Source: www.forwallpaper.com

Source: www.forwallpaper.com

What surprised me even more is that few of the Fragrantica reviews mention wateriness. They talk about the cleanness, the iris, the heliotrope having a powdered almond sweetness, the fluffy or cool qualities of the scent, but not any liquidity. Fragrantica doesn’t list hedione amongst L’Eau d’Hiver’s ingredients, and I doubt the average person would know what it is even if they did, but commentators don’t mention greenness, either.

Heliotrope. Source: pixgood.com

Heliotrope. Source: pixgood.com

It’s different on Basenotes, where the reviews skew more neutral and negative. One person found L’Eau d’Hiver to smell exactly like Johnson’s Baby Powder, undoubtedly due to the heliotrope, while others think it is an almond powder fragrance for probably the same reason. Yet, quite a few mention “water,” a “mineral” quality, or the “nothingness” of the scent. A few examples of the different perspectives:

  • A pale, powdery nothing to my nose. Strives to be a non-scent. It is described by Turin as watery almond, but the water wins out. [..][¶] Eau d’Hiver is not a bad scent, but it is not an impressive scent. Smells like someone skimped on the materials.

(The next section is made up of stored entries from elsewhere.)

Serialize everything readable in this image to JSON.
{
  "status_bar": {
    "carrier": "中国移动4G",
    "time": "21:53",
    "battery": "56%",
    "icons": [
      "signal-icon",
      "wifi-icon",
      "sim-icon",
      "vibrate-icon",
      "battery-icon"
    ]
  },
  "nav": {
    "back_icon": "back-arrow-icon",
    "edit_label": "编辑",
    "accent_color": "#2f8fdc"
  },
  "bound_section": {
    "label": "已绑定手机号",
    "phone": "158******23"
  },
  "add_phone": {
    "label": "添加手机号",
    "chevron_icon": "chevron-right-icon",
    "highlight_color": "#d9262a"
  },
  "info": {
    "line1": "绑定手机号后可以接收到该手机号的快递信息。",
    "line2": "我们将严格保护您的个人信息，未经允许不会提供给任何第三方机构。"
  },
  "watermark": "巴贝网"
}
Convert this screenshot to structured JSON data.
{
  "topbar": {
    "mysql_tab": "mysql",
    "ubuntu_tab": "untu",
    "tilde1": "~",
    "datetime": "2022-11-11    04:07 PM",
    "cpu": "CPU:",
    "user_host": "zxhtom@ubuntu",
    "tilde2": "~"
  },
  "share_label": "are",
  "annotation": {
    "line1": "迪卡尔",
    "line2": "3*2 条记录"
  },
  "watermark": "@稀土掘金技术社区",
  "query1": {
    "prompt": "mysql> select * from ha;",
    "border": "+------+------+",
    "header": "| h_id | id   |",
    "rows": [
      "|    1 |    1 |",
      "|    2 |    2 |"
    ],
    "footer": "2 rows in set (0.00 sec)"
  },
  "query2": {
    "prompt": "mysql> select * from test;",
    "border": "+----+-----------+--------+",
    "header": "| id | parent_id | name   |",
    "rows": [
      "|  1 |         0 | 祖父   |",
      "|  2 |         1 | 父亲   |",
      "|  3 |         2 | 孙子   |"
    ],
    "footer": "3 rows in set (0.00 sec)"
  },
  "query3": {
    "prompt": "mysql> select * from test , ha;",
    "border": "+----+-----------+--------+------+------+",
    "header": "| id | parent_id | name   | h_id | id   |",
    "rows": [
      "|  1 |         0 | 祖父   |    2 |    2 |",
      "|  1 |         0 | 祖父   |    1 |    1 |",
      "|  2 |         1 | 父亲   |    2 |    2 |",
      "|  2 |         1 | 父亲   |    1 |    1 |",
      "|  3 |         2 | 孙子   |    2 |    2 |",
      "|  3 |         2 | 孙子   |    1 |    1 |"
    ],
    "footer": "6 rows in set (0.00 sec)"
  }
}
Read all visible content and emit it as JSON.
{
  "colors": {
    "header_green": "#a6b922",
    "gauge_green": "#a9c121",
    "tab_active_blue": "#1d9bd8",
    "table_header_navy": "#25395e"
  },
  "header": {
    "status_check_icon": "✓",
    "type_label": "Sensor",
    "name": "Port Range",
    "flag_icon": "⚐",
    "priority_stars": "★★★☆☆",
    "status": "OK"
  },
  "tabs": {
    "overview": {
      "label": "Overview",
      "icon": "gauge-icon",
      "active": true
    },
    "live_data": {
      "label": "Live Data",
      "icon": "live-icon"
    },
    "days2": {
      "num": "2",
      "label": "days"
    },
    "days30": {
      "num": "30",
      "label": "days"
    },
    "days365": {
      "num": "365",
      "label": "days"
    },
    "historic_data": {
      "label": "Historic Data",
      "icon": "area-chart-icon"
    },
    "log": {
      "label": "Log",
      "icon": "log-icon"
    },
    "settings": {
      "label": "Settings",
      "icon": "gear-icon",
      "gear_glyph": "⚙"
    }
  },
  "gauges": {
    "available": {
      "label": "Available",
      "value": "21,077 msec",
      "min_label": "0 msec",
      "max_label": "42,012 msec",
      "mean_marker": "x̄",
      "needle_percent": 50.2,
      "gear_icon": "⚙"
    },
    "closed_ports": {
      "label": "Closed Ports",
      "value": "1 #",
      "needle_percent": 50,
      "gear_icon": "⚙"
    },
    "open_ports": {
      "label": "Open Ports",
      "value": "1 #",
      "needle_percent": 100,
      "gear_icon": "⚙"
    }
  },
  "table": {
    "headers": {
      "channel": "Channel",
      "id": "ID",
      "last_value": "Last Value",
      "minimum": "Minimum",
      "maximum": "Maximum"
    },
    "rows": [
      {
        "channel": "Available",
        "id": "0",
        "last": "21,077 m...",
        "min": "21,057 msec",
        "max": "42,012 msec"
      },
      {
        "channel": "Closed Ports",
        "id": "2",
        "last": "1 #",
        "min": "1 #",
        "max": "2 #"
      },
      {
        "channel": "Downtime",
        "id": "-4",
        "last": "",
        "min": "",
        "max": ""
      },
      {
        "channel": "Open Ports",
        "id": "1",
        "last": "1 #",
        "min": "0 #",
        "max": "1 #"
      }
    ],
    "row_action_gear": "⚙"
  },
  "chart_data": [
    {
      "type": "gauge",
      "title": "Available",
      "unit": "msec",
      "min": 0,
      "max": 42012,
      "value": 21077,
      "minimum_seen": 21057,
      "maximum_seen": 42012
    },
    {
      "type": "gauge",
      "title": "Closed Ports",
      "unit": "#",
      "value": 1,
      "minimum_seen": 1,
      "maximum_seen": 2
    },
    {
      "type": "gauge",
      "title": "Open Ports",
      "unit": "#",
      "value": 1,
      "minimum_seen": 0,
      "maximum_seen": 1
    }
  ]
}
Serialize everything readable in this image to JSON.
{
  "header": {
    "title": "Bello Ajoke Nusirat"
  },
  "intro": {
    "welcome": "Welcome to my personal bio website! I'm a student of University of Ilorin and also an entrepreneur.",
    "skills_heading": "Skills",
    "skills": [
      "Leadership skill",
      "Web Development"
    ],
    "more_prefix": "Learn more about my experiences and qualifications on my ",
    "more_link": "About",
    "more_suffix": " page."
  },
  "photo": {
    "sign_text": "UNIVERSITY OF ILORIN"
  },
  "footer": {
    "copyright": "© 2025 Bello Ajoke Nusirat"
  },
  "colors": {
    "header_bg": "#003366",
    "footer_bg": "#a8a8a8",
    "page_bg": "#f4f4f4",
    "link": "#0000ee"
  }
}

A pale shadow of what it might have been.
  • This smells exactly like Johnson’s Baby Lotion to me […] but after a few wearings it has really grown on me. [..][¶] l get the barest whiff of heliotrope in the initial phase, & then it’s mainly a smooth, sweet, soft floral blend with a slightly cool, mineral feel.[..][¶] For me it’s a little too cool, pretty & ethereal to make me feel comforted on a cold winter’s day, but in early spring l have found it just perfect for wearing to work. lt has a clean & inoffensive prettiness that works really well in my hospital environment. Very nice.
  • “Synthetic almond water” is the best way to describe this.
  • The top is dominated by a boring florist / green-house violet note with the irritating insistence only synthetics have. This is followed by the much mentioned watery almond note, a little bitter, a little peppery, a little powdery sweet, but mainly continuing the cheap artificiality of the top.
  • Source: es.123rf.com

    Source: es.123rf.com

    L’eau d’Hiver opens with a mild citric bergamot that lasts longer than I would have expected. It then does a near disappearing act after about 15-20 minutes that had me wondering if that was it… Sure enough though, it reappears a few minutes later and the very powdery iris and heliotrope combo take over in full force. When I say “full force,” I guess this is in relative terms, as the scent never is loud or attention grabbing in *that* way… It just acts as a powdery skin scent that is light, subtle, minimalist and well composed.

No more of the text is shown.